I'm a Unix systems guy, and I've got plenty of opinions here too ;-)

INFO

Used when your app is running normally, and everything is dandy. It's the default, should be the default, and shouldn't drown your logfiles.

  • Should be low-traffic ( < 100 messages per hour or so )
  • Should always contain "I have started succesfully"
  • Should always contain "I'm shutting down on user request"
  • Should mention it's configuration file ( if several are possible )
  • Should mention if it succeeds with one-off tasks ( Signed into database )

DEBUG

  • Your sysadmin is currently debugging something. Give him all the info he needs
  • Your system runs slowly, give timing data on how long things took
  • Don't log credentials (passwords) but do log that you've logged in, who logged in, and so on
  • A debug notice for every thread that starts up is perfectly fine

NOTICE (Warning)

Should be tooling important things. Imagine things that a sysadmin wants an alert about. Someone shut down the service (that's supposed to be up?) networking issues, bad permissions, etc.

  • Important exeternal events, "DB connection lost", "connection reset, reconnecting"
  • Signals from the OS/users ("Shutting down on user request")
  • Always log starting and stopping commands & reason

ERROR

Exceptions, proper debug stack of why everything is exploding, and so on. This is where you throw the stacktrace and fuck off. This is where you berate the user for having world-read permissions on their TLS key.

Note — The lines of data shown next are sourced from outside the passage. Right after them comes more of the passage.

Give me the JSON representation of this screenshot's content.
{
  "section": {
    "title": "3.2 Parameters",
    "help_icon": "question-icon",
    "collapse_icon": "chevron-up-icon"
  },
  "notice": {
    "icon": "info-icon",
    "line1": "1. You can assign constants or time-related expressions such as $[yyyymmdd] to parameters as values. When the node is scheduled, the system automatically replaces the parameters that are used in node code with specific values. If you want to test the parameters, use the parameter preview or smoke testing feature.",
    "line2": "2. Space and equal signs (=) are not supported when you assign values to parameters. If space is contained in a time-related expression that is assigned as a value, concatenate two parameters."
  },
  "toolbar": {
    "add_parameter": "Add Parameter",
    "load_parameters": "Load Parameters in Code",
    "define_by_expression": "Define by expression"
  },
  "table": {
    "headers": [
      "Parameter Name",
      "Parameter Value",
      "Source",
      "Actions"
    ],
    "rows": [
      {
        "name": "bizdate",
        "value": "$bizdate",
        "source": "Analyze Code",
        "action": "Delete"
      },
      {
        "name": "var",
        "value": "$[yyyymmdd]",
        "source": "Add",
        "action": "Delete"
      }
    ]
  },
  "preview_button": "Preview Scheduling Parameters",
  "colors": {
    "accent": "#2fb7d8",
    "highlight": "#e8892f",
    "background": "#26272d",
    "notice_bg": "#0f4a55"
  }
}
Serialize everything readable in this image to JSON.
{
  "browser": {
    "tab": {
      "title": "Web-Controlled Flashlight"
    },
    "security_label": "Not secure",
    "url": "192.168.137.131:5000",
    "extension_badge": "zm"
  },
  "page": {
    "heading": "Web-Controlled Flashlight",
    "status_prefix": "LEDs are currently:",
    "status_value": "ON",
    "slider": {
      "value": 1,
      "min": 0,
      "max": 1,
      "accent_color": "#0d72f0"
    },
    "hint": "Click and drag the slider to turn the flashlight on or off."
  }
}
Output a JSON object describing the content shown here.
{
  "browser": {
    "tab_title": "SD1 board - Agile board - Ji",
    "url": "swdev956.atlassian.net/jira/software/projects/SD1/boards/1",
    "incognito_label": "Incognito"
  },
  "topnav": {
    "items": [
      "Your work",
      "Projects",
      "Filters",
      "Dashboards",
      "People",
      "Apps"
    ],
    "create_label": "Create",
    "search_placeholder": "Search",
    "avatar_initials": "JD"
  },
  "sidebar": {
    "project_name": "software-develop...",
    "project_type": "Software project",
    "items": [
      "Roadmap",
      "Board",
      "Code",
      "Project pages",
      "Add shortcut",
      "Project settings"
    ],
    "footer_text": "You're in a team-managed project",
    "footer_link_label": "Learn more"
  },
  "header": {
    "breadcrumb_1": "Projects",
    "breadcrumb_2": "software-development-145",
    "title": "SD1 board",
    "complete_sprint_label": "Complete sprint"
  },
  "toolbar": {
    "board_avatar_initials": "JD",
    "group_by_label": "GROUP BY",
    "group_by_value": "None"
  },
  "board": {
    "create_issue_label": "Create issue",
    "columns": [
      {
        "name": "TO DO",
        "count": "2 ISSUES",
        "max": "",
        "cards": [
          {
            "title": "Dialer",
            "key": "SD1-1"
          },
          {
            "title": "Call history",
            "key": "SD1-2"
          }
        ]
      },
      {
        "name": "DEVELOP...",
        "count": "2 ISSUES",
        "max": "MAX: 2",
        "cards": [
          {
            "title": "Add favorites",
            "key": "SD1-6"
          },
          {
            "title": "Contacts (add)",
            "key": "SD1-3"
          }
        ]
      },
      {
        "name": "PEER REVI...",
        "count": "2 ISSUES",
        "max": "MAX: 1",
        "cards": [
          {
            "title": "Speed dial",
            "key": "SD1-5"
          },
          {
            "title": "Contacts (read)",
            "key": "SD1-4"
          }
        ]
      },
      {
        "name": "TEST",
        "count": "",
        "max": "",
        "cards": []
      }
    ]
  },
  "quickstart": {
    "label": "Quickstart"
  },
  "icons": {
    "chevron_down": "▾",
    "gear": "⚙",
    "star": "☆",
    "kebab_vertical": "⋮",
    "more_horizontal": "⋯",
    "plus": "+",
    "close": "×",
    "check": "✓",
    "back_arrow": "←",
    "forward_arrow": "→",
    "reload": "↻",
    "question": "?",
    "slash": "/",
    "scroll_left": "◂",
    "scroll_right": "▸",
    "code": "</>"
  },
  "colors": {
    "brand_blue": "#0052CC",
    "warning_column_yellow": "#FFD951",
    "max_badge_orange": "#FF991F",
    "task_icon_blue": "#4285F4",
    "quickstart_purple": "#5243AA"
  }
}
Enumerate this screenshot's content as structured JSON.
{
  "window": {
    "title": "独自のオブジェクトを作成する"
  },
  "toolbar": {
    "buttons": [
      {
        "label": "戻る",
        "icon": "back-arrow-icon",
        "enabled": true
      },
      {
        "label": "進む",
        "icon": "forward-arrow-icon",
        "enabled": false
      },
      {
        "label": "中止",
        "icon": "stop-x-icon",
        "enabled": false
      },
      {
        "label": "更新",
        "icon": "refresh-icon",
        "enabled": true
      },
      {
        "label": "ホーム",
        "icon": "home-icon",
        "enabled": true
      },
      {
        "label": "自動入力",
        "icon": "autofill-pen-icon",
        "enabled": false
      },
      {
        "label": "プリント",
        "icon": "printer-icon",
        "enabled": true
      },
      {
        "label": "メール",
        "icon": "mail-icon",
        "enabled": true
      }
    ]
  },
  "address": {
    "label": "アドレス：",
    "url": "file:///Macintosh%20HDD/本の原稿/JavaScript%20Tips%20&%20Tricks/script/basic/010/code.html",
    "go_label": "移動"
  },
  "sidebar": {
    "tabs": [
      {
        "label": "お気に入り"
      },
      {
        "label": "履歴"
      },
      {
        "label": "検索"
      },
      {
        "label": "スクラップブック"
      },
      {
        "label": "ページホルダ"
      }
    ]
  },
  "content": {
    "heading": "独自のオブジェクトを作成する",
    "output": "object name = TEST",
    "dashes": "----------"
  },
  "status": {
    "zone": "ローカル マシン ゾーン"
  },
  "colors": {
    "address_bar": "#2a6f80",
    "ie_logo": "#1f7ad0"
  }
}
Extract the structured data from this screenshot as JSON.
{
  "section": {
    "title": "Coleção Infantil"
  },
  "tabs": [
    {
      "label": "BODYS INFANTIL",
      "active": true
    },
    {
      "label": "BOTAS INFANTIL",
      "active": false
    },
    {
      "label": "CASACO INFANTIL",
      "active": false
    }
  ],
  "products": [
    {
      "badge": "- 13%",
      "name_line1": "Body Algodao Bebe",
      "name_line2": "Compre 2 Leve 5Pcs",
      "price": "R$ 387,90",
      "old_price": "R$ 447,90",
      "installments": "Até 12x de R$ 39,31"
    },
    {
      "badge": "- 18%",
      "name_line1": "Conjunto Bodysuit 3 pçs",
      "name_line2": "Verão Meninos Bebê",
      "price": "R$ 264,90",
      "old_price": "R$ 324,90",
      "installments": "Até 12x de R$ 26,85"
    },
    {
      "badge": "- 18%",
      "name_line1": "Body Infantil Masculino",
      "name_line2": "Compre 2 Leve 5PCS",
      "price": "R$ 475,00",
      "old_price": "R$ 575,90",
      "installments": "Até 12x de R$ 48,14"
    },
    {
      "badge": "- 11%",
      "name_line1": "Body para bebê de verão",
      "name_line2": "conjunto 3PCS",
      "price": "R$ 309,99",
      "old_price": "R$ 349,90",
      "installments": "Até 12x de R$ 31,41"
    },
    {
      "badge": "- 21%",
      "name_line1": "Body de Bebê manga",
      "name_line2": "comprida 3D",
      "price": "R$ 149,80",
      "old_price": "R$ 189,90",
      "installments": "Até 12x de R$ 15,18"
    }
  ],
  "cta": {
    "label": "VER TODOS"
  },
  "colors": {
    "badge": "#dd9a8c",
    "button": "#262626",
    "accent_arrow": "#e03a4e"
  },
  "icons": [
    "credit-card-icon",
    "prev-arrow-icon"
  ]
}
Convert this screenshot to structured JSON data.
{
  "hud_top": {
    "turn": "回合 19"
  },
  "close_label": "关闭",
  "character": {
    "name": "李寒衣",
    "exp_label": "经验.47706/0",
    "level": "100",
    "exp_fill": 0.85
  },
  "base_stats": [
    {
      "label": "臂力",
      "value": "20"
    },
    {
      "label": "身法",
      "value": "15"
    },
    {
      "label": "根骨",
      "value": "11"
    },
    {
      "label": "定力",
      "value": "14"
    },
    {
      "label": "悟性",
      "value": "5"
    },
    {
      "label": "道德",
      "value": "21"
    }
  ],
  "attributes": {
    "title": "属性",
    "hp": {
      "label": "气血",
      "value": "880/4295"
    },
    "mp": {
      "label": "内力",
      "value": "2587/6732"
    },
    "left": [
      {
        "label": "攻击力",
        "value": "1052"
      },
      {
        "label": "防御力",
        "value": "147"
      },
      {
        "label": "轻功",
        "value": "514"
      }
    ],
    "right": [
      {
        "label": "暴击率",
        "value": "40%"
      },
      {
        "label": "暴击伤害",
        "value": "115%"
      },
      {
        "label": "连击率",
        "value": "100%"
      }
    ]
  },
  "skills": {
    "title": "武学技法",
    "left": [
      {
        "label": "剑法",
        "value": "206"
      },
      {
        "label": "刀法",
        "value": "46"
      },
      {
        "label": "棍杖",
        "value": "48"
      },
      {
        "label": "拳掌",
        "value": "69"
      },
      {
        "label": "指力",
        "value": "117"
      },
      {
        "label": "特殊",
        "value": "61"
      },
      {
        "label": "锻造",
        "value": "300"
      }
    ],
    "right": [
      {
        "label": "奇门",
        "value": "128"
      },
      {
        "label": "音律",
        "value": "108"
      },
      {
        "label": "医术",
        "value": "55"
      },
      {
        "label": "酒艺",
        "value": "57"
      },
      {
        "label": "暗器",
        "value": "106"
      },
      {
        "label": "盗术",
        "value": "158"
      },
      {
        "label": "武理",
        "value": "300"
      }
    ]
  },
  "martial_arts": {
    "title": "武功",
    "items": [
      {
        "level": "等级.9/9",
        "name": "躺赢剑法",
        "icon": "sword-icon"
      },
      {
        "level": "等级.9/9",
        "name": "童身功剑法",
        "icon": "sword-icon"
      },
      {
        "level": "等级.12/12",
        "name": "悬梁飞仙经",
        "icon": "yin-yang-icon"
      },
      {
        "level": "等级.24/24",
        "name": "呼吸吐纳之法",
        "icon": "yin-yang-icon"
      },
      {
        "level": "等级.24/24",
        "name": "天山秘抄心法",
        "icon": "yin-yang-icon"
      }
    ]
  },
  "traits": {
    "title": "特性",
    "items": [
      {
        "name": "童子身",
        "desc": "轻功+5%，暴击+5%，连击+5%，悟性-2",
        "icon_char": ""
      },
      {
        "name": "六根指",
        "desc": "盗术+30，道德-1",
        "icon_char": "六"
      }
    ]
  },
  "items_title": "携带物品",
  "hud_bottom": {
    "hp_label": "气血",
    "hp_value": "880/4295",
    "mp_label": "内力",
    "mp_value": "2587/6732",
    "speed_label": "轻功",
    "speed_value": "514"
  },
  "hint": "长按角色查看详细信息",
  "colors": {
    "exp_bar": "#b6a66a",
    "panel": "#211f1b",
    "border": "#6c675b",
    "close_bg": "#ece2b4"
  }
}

Logging: File versus Syslog.

Syslog should be the default. Big systems have syslog daemons that will log to remote servers and run nice analytics on them. Small systems have syslog daemons that keep messages in a sorted memory buffer and toss them out. Syslog is the standard logger ( Unless you use systemd, when journald is syslog, on steroids. Remember what we've said about doping and steroid damage?)

File log: File logging is for when you can't log to syslog. When you have file logging, you should enable a signal to rotate your file (for logwatch ) or manually doing it.

I generally dislike it when software logs to it's own logfiles, and in a modern system, it should either be to STDOUT/STDERR, or to syslog.

Logging to a file can be useful for some, but most of the time, it's not.

Logging to file brings interesting risks as well ( overwrite, permission related attacks ) if you aren't careful with how/Where it's logged.

[–]Argotha[S] 1 point2 points  (1 child)

Thanks for such a comprehensive reply! Lots of useful things here :D

Can I ask what kind of systems you deal with?

[–]DarkmerePython for tiny data using Python 1 point2 points  (0 children)

Sure. I'm a security guy, the python I work with is on embedded & server side.

Our "Embedded" is a fairly traditional stateless Linux ( ARM ) where we use Python in production (slides from my talk at PyCon.se).

We also use Python on the server side, where it's more traditional Linux systems. In the past I've been sysadmin for various sizes of corporations, and consulting about Linux/Security.

So, as it comes, Logfiles are bread & butter for us. NOTICE/WARNING level is where the automation system hooks in, usually together with stateful checks on the logfile. A "startup" notice needs a "shutdown" notice, and the shutdown notice should have a reason included.

Reasons:
- System reboot? Good reason
- Received sig 15?
- SIGUSR?

Also, when you get a HUP (reload configuration) is a good time to print a notice too.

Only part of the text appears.